Bracewell’s Ro Lazarovitch was a panelist on the “Emerging Trade Corridors or Dead in the Water?” discussion hosted by Energy Voice at the recent Hydrogen for Life conference at the Science Museum London, where he discussed the challenges acting to slow progress on hydrogen export projects.

“It’s not market failure. I think when you want to develop a new market, that takes time. If we let the market work at its own pace, we wouldn’t be where we are with hydrogen,” Lazarovitch said. “It takes time to figure out which industries are more willing to pay for your product.”

A number of comparisons have been drawn to the emergence of the LNG industry. The LNG market functions by being able to provide certainty of supply and demand, giving developers – and crucially financiers – sufficient confidence that production will be bought.

Lazarovitch agrees with experts warning against leaning too much on hopes for an LNG model, adding that governments must step in to provide market surety. “The governments are telling us they want companies to invest, but are the rules catching up with where [they] need to be?” He cited an example where a project was dropped because of a lack of certainty on rules needed to trigger subsidies. The unnamed developer “dropped out because the upfront financial commitments the government were asking for were too high.
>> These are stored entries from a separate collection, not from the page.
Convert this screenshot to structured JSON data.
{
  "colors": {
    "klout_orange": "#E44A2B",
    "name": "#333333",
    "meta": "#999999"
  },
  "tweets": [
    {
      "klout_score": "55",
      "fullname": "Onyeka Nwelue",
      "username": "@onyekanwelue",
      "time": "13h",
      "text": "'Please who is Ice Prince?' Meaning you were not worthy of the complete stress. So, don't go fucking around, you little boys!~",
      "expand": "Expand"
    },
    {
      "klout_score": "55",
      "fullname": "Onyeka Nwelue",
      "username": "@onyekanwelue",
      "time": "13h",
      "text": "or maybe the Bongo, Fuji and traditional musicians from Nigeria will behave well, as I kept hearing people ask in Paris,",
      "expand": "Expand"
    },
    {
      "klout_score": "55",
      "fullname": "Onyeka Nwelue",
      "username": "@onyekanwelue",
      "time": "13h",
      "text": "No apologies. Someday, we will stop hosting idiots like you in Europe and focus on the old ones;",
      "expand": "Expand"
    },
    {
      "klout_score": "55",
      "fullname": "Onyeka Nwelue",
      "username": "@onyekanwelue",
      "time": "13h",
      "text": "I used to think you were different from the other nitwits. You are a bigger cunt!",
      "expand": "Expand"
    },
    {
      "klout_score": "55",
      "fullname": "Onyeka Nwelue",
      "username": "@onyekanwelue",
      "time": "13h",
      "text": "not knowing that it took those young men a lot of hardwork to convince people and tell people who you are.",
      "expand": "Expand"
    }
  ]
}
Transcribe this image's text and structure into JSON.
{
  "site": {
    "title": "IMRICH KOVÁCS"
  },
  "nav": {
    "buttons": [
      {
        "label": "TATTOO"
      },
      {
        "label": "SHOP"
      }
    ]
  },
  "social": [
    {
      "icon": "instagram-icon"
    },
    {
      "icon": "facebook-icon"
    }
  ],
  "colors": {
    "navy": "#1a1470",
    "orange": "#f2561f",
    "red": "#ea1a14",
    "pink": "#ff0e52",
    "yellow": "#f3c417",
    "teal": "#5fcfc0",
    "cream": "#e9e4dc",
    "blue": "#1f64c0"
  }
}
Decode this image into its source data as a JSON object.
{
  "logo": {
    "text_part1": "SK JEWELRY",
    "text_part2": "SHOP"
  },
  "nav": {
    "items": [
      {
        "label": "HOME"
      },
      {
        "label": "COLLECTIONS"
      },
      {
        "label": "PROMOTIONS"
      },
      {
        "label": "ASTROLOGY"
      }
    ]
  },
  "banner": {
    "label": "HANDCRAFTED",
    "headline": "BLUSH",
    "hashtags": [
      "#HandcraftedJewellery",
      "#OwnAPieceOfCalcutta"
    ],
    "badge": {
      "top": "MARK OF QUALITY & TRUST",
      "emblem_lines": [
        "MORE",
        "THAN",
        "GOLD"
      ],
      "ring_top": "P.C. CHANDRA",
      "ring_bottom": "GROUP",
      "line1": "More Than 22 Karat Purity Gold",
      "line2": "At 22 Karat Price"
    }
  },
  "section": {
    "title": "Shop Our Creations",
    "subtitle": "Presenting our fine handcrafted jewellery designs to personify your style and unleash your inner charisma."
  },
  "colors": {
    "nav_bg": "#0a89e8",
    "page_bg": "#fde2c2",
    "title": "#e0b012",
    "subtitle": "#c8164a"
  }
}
They were willing to invest a certain amount, but not more without that clarity.”

Lazarovitch also noted the rise of “interesting challenges,” even once past the demand and pricing issues. The industry should not forget political risk, he warned, noting the dangers to domestic regimes of energy-poor countries that begin exporting ammonia or hydrogen. “How to value that political risk is something that the industry hasn’t come to yet. I think that’s going to become more and more of an issue.”